The fuel cell works by processing a hydrogen-rich fuel—usually natural gas or methanol—into hydrogen, which, when combined with oxygen, produces electricity and water. This is the reverse electrolysis process.

Rather than burning the fuel, however, the fuel cell converts the fuel to electricity using a highly efficient electrochemical process. A fuel cell has few moving parts, and produces very little waste heat or gas.

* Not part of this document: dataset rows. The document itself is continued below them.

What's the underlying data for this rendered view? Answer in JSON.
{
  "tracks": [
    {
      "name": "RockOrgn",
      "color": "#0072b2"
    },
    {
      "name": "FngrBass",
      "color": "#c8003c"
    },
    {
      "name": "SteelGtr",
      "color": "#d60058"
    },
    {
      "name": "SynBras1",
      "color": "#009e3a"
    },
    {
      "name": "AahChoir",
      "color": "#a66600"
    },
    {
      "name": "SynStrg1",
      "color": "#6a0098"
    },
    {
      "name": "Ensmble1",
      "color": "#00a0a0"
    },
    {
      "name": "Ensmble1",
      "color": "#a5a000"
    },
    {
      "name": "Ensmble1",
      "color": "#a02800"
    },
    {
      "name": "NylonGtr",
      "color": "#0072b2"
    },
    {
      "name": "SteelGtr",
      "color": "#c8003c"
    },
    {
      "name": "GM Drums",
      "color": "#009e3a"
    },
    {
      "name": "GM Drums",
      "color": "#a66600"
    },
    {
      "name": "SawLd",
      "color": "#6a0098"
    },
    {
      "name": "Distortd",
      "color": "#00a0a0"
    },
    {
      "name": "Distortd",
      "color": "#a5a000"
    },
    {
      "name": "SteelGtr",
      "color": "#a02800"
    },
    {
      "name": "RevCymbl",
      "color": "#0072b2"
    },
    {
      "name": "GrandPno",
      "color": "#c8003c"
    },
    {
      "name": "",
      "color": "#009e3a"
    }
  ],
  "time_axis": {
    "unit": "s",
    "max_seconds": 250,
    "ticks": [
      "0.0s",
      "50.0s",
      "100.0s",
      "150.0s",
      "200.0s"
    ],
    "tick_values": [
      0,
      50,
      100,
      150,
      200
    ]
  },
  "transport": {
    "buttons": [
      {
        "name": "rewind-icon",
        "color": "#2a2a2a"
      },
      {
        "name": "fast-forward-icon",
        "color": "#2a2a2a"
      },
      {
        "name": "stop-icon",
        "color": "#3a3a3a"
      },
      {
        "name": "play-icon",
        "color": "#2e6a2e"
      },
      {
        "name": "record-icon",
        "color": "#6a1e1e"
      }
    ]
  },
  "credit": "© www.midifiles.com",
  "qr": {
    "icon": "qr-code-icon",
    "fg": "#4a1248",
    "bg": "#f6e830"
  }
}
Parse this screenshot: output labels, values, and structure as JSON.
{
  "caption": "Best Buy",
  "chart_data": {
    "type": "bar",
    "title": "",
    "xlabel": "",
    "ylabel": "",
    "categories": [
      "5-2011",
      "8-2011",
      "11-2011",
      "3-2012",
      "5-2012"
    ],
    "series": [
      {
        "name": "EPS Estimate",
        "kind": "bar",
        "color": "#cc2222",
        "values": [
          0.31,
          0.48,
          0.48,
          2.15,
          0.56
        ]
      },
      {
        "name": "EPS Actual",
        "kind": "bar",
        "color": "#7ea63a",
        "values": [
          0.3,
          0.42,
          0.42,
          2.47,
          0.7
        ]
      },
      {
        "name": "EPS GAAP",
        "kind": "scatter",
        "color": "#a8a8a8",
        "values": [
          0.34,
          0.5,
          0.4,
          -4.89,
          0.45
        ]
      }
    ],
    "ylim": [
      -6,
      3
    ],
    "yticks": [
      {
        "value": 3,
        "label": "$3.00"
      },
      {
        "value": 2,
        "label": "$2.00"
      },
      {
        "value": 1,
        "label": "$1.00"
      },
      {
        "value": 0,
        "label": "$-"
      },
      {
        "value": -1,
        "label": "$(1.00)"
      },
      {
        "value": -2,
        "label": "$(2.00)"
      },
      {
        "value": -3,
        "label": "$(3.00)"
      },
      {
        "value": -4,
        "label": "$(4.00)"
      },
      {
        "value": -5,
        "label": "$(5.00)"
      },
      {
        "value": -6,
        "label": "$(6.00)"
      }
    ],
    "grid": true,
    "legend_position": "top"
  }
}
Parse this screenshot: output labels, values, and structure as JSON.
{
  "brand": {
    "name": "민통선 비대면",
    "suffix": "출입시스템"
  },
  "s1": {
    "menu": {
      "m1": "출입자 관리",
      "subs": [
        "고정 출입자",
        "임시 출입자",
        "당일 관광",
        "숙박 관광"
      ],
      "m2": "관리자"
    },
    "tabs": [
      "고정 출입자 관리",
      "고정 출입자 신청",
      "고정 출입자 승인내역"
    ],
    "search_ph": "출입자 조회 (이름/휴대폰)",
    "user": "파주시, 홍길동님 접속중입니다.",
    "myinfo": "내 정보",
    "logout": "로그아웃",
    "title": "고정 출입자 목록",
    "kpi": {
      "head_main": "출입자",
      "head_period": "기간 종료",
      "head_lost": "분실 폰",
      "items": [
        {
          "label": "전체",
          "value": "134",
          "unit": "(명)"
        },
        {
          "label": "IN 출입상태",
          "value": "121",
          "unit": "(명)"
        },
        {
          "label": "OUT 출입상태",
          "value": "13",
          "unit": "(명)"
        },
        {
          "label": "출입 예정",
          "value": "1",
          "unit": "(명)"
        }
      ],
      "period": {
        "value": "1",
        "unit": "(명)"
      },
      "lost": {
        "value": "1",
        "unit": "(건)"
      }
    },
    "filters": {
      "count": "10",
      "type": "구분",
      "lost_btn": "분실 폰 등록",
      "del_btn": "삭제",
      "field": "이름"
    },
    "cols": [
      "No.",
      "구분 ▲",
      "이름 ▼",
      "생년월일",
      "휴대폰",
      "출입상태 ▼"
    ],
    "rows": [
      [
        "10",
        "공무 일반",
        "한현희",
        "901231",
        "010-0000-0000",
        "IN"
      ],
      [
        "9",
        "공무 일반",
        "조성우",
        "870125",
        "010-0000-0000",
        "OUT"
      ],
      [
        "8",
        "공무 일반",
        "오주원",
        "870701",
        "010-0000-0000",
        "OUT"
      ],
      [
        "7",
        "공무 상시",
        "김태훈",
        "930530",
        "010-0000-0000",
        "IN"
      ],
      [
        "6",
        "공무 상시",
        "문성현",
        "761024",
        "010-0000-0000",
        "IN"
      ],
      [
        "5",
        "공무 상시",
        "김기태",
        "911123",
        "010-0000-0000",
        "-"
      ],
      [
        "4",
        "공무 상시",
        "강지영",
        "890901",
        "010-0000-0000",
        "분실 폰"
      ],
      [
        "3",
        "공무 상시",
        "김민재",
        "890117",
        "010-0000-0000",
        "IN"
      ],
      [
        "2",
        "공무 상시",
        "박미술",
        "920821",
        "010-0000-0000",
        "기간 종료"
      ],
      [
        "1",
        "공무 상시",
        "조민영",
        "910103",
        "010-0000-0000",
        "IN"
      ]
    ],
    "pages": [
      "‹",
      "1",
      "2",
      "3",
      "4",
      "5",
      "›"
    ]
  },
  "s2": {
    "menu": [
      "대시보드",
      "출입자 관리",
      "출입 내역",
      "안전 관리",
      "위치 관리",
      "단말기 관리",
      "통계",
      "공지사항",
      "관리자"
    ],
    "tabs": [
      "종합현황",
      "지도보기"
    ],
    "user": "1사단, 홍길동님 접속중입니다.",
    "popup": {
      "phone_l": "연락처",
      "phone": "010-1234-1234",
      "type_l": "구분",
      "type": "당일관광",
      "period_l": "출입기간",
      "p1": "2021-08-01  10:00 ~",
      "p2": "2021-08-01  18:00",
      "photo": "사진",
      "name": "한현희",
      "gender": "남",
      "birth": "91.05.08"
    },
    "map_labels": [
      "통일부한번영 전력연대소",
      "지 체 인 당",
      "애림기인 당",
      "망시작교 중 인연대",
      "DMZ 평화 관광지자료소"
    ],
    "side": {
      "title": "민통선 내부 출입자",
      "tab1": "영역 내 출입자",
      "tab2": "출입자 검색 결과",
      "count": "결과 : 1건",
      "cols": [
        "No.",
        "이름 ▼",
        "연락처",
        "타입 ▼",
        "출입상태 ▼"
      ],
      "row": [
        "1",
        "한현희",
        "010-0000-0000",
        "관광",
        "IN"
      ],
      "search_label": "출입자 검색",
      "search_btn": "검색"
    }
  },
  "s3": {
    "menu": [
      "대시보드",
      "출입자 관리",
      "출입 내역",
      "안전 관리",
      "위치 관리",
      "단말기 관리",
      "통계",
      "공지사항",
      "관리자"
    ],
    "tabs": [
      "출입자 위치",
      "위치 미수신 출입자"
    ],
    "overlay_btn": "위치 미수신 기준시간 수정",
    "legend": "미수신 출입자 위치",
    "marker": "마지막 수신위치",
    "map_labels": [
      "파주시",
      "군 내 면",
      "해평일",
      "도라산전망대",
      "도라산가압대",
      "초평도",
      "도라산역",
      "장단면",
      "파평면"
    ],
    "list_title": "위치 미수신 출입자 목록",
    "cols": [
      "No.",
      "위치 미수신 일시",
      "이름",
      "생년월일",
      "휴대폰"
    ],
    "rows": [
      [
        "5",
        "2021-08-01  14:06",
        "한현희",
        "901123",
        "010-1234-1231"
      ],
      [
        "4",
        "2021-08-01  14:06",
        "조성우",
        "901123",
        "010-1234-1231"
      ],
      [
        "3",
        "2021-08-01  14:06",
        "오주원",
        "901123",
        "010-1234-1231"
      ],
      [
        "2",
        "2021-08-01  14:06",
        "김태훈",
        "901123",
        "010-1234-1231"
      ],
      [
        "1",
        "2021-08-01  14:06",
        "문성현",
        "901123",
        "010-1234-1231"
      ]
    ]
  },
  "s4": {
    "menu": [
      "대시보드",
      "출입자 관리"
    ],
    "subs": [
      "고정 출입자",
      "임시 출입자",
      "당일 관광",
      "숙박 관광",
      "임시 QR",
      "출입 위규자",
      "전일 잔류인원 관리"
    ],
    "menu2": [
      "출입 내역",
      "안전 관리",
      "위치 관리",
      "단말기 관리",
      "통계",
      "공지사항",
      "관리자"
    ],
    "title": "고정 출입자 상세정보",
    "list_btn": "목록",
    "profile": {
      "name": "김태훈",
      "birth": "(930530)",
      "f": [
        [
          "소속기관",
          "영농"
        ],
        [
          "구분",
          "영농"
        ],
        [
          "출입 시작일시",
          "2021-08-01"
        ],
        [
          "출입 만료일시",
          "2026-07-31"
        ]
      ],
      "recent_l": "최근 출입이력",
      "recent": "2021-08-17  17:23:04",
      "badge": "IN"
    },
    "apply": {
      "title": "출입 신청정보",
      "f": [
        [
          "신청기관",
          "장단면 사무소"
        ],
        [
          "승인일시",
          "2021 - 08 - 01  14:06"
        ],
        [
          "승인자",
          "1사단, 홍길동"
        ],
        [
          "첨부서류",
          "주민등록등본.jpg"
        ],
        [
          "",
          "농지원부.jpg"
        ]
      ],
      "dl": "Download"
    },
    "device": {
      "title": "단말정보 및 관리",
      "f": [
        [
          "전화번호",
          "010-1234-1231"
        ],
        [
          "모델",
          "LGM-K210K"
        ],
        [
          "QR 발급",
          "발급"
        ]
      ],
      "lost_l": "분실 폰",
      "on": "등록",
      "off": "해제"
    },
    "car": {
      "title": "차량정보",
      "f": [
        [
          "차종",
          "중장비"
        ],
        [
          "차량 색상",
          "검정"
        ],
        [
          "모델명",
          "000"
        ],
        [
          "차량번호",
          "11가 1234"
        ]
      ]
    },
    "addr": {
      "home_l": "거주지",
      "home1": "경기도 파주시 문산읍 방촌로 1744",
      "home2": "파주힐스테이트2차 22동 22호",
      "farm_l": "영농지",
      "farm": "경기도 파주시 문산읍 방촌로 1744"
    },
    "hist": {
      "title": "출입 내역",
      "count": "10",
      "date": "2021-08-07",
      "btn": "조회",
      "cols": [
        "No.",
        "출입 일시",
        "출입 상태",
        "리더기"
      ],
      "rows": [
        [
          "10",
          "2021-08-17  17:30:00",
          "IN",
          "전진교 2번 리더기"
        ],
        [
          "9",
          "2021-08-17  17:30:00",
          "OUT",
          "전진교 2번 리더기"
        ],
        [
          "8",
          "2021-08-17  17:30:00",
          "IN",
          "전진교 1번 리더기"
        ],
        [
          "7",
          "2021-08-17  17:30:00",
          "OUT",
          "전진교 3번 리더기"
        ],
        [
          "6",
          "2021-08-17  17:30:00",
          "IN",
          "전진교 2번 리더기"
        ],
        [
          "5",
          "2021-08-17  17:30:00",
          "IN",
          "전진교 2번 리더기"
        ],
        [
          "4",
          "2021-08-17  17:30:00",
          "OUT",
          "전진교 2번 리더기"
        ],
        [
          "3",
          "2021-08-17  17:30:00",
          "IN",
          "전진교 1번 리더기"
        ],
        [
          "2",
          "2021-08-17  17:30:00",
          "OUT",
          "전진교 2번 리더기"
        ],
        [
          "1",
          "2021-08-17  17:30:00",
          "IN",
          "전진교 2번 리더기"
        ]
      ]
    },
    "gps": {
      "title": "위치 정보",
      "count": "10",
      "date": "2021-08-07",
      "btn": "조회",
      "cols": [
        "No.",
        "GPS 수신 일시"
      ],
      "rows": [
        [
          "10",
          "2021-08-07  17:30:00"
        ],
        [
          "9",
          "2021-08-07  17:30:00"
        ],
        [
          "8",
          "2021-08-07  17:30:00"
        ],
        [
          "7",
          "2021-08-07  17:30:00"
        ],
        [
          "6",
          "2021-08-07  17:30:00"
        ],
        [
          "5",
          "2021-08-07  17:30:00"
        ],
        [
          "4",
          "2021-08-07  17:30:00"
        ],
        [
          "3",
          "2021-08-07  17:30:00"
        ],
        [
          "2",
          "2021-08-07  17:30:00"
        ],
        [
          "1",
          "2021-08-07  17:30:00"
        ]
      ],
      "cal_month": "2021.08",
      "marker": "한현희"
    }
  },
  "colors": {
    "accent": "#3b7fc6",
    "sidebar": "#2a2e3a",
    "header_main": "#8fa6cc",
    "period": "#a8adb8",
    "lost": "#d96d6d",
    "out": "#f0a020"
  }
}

A fuel cell power plant is basically made up of three subsystems or sections. In the fuel-processing section, the natural gas or other hydrocarbon fuel is converted to a hydrogen-rich fuel. This is normally accomplished through what is called a steam catalytic reforming process.

The fuel is then fed to the power section, where it reacts with oxygen from the air in a large number of individual fuel cells to produce direct current (DC) electricity, and by-product heat in the form of usable steam or hot water.

For a power plant, the number of fuel cells can vary from several hundred (for a 40-kW plant) to several thousand (for a multi-megawatt plant). In the final, or third stage, the DC electricity is converted in the power conditioning subsystem to electric utility-grade alternating current (AC).

In the power section of the fuel cell, which contains the electrodes and the electrolyte, two separate electrochemical reactions take place: an oxidation half-reaction occurring at the anode and a reduction half-reaction occurring at the cathode.

The anode and the cathode are separated from each other by the electrolyte. In the oxidation half-reaction at the anode, gaseous hydrogen produces hydrogen ions, which travel through the ionically conducting membrane to the cathode. At the same time, electrons travel through an external circuit to the cathode.

In the reduction half-reaction at the cathode, oxygen supplied from air combines with the hydrogen ions and electrons to form water and excess heat. Thus, the final products of the overall reaction are electricity, water, and excess heat.